Quand la langue défaille…
Si les langues des hommes sont indissolublement liées aux progrès accomplis par l’humanité au cours de l’Histoire, il semble possible de s’accorder sur cet autre constat que la dimension de la langue ne demeure pas moins l’objet, à notre époque, de confusions et de réductionnismes dommageables : langue réduite à sa valeur d’outil, langue rabattue sur la dimension de la communication, langue venant se confondre avec l’ordre du langage, voire langue seulement vectrice de revendications groupales et identitaristes... On soulignera encore que notre Culture, actuellement tentée par l’omni-référence de déterminations biologiques, n’est pas sans renforcer les croyances et les fantasmes attachés à la naturalité et à l’innéité des langues.
Aussi, tenter de répondre à la question À quoi sert une langue ?, ainsi qu’à celle de Comment construire une langue ?, ne semble pas pouvoir faire l’économie d’éclairages issus de pratiques et de questionnements prenant leurs sources en des endroits différents, sans quoi la langue, ou ce qui se fait de plus poreux dans une Culture valorisant toujours plus le registre de l’avoir au détriment de l’être, ne saurait éviter de tomber sous le coup d‘escamotages supplémentaires.

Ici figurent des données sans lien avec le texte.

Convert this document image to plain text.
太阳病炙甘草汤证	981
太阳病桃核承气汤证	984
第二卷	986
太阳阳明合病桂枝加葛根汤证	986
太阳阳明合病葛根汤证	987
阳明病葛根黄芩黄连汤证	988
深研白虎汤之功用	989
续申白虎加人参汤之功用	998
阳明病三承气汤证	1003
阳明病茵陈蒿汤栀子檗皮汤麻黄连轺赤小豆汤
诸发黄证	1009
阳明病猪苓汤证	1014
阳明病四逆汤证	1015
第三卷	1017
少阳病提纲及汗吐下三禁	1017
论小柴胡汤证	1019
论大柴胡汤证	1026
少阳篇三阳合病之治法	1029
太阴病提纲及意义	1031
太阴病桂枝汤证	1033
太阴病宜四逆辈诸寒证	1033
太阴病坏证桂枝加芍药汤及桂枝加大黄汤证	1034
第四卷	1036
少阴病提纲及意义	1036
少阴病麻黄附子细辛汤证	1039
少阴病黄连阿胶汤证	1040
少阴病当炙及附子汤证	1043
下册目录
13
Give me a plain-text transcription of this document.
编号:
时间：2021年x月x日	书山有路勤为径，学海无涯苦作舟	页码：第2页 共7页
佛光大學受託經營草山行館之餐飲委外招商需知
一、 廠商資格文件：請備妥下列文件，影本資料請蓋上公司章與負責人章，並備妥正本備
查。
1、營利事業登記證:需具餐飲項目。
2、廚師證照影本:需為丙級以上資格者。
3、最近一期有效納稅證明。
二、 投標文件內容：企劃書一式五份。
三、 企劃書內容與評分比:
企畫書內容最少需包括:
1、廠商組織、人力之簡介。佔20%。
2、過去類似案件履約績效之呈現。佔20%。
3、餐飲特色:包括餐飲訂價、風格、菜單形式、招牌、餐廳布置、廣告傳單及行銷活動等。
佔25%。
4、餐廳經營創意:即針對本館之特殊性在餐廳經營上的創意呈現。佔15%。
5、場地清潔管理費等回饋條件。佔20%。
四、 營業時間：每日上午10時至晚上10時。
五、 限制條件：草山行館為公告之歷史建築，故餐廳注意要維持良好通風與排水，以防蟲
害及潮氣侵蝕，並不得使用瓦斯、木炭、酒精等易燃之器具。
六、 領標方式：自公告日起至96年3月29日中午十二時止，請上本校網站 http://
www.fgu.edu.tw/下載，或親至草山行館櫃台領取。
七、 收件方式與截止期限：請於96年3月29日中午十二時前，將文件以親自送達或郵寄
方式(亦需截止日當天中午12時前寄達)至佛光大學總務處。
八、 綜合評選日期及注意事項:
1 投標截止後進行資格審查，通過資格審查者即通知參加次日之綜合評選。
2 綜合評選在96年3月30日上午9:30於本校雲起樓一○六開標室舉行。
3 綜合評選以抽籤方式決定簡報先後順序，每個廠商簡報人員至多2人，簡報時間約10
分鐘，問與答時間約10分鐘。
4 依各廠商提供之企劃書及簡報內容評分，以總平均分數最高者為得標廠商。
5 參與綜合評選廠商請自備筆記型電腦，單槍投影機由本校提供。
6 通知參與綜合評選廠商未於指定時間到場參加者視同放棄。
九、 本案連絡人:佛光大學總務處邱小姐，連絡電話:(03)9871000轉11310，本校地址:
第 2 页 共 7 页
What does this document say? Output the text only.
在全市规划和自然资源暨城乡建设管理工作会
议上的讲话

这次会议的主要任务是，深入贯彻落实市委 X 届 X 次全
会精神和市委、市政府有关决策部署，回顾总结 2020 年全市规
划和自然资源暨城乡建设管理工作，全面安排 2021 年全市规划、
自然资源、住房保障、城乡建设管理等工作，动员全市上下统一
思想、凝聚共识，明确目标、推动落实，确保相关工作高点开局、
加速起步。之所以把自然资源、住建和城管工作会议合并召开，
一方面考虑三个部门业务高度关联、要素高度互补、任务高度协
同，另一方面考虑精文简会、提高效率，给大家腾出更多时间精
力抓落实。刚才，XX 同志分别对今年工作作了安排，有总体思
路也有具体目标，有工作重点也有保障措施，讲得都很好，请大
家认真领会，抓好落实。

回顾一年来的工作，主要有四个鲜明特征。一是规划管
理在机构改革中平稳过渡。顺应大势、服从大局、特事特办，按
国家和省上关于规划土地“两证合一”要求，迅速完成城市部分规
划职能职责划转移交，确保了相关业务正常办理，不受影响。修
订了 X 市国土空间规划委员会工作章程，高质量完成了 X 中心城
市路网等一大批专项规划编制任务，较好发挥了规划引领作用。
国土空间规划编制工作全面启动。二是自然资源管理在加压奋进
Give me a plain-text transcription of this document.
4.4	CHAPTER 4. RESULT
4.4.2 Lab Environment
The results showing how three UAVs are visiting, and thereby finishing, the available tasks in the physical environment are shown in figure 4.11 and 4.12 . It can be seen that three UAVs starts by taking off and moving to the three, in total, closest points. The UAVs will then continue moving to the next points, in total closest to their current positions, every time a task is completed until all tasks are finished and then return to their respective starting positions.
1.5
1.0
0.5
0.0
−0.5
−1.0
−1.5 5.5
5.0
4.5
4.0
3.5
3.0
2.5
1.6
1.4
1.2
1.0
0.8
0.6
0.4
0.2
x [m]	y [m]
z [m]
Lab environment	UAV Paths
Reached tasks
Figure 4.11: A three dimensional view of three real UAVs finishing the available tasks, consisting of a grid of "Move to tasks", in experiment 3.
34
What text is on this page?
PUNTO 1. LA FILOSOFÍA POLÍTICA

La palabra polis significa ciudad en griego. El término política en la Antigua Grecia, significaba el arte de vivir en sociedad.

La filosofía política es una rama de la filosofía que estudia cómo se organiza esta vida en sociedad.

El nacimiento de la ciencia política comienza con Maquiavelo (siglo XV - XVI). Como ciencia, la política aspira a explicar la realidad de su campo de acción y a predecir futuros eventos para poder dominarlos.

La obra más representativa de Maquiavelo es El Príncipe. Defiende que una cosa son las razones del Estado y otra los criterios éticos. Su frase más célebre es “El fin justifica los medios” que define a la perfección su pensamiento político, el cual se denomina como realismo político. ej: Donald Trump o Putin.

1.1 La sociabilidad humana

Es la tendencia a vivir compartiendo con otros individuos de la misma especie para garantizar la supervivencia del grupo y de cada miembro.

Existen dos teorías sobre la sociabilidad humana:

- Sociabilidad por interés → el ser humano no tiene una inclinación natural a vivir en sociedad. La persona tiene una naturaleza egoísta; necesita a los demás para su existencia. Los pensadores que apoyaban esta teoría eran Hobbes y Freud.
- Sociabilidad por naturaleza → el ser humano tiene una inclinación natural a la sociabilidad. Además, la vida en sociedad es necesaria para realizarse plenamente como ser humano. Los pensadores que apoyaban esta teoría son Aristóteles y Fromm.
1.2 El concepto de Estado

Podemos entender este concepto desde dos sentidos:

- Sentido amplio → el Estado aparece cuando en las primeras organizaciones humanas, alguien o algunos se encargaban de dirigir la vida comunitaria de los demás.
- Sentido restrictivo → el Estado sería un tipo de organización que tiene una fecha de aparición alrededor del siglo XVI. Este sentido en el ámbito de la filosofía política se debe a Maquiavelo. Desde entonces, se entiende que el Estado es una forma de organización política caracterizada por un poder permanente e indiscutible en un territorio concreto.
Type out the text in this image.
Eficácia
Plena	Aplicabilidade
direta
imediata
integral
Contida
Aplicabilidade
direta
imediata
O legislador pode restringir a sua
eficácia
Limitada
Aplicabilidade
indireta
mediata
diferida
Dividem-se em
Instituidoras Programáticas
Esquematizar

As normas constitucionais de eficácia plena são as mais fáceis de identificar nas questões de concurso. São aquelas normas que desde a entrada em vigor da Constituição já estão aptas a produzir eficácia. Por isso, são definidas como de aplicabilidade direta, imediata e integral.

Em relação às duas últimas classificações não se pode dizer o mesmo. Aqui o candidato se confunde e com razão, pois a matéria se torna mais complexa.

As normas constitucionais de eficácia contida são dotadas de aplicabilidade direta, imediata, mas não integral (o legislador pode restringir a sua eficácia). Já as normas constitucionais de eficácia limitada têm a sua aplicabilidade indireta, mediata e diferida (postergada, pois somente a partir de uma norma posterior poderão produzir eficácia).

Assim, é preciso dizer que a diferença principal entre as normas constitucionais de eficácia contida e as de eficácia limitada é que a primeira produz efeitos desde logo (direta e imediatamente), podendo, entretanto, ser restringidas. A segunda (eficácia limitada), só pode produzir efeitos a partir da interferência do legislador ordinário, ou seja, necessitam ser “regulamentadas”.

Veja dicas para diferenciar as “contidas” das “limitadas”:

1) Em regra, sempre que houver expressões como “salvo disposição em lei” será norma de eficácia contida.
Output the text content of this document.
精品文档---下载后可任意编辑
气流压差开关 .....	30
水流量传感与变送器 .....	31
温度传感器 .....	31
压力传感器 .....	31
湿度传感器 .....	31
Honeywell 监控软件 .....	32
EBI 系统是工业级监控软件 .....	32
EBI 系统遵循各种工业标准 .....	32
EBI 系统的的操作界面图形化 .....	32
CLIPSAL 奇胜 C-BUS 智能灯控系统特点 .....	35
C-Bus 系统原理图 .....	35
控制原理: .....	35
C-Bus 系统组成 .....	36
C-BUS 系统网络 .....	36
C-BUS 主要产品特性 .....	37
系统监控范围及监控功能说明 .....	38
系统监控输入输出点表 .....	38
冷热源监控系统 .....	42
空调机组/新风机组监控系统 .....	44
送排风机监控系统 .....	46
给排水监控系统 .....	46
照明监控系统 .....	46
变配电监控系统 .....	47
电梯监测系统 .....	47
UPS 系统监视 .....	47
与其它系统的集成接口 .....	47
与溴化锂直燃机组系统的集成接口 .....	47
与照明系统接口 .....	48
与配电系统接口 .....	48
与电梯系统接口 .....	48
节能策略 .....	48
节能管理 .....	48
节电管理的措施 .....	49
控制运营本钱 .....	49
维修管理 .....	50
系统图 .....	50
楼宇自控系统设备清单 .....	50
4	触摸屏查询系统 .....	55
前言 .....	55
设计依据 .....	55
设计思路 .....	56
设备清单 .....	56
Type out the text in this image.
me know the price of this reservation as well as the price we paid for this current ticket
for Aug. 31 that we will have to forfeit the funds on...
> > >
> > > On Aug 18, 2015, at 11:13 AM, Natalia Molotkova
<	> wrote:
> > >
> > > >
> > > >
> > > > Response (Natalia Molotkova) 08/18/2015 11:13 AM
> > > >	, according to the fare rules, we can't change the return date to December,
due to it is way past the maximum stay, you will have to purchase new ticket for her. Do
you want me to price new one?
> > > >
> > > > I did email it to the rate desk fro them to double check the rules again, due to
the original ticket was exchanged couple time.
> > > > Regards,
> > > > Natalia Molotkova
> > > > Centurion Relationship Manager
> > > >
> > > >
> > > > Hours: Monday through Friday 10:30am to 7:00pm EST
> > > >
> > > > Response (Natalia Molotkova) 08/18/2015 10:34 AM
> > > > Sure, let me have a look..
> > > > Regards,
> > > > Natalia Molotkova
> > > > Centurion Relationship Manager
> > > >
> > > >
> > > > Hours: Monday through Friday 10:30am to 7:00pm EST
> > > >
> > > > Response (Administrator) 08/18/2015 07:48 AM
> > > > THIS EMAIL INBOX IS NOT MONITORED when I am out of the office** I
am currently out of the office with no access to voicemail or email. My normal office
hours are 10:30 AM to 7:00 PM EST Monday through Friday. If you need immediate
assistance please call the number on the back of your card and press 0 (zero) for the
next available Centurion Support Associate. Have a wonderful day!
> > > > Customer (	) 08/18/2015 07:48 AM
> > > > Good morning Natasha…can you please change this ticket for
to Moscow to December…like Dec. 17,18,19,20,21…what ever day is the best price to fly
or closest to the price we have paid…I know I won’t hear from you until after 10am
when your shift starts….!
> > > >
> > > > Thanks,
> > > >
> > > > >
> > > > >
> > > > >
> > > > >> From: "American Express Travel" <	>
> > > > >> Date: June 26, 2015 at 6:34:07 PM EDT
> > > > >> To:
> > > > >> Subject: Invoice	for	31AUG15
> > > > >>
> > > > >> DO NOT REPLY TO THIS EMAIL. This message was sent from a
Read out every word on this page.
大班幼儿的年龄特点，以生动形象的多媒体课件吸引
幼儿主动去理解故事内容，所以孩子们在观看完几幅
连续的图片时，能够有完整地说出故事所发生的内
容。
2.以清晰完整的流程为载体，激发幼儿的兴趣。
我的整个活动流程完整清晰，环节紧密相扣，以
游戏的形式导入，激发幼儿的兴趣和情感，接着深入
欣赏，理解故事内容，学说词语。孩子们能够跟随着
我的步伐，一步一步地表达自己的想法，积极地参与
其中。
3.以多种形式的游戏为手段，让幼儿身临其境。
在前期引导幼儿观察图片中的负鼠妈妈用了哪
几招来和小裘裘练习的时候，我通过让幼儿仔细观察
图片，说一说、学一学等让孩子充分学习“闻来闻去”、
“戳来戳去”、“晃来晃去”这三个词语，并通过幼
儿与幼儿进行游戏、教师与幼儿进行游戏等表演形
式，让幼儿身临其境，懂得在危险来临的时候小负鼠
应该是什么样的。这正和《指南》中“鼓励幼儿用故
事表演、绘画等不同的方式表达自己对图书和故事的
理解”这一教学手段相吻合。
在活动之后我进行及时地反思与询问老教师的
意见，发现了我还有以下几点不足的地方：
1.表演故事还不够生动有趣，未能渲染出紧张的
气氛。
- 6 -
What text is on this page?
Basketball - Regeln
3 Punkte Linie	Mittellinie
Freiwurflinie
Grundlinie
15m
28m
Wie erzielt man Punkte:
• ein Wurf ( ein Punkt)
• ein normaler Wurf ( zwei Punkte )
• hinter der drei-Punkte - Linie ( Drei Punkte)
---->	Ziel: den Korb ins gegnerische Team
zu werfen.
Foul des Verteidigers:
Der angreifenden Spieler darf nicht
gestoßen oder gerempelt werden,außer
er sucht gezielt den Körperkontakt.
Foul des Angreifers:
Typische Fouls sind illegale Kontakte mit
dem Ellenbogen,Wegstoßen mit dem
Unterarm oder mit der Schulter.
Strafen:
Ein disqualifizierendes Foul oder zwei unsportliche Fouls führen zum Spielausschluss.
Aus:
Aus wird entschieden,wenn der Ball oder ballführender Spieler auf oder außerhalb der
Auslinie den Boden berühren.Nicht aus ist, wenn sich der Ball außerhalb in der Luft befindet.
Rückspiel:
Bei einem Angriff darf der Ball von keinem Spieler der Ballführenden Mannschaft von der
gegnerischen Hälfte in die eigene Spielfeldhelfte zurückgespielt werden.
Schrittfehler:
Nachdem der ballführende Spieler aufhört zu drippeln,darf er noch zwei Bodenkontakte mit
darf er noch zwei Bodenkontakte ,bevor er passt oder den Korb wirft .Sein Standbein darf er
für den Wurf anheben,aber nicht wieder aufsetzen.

Le caractère fondamental d’une langue maternelle – ou langue première –, à même de transmettre l’histoire individuelle des parents, une culture familiale, des affects, peut se trouver éclairé par un détour par ses défaillances, ses ratés, ses aléas. Ainsi, il peut se déduire d’une réflexion sur la prise en soin des enfants déficients auditifs dont les parents sont, dans plus de quatrevingt dix pour cent des cas normo-entendants, et locuteurs de la langue des signes dans une proportion infime. Les enfants déficients auditifs mettent de plus en évidence le besoin de choix clairs et non fluctuants que les adultes doivent opérer pour eux, de même que la nécessité de l’exercice d’une certaine violence symbolique pour venir faire limite au pulsionnel.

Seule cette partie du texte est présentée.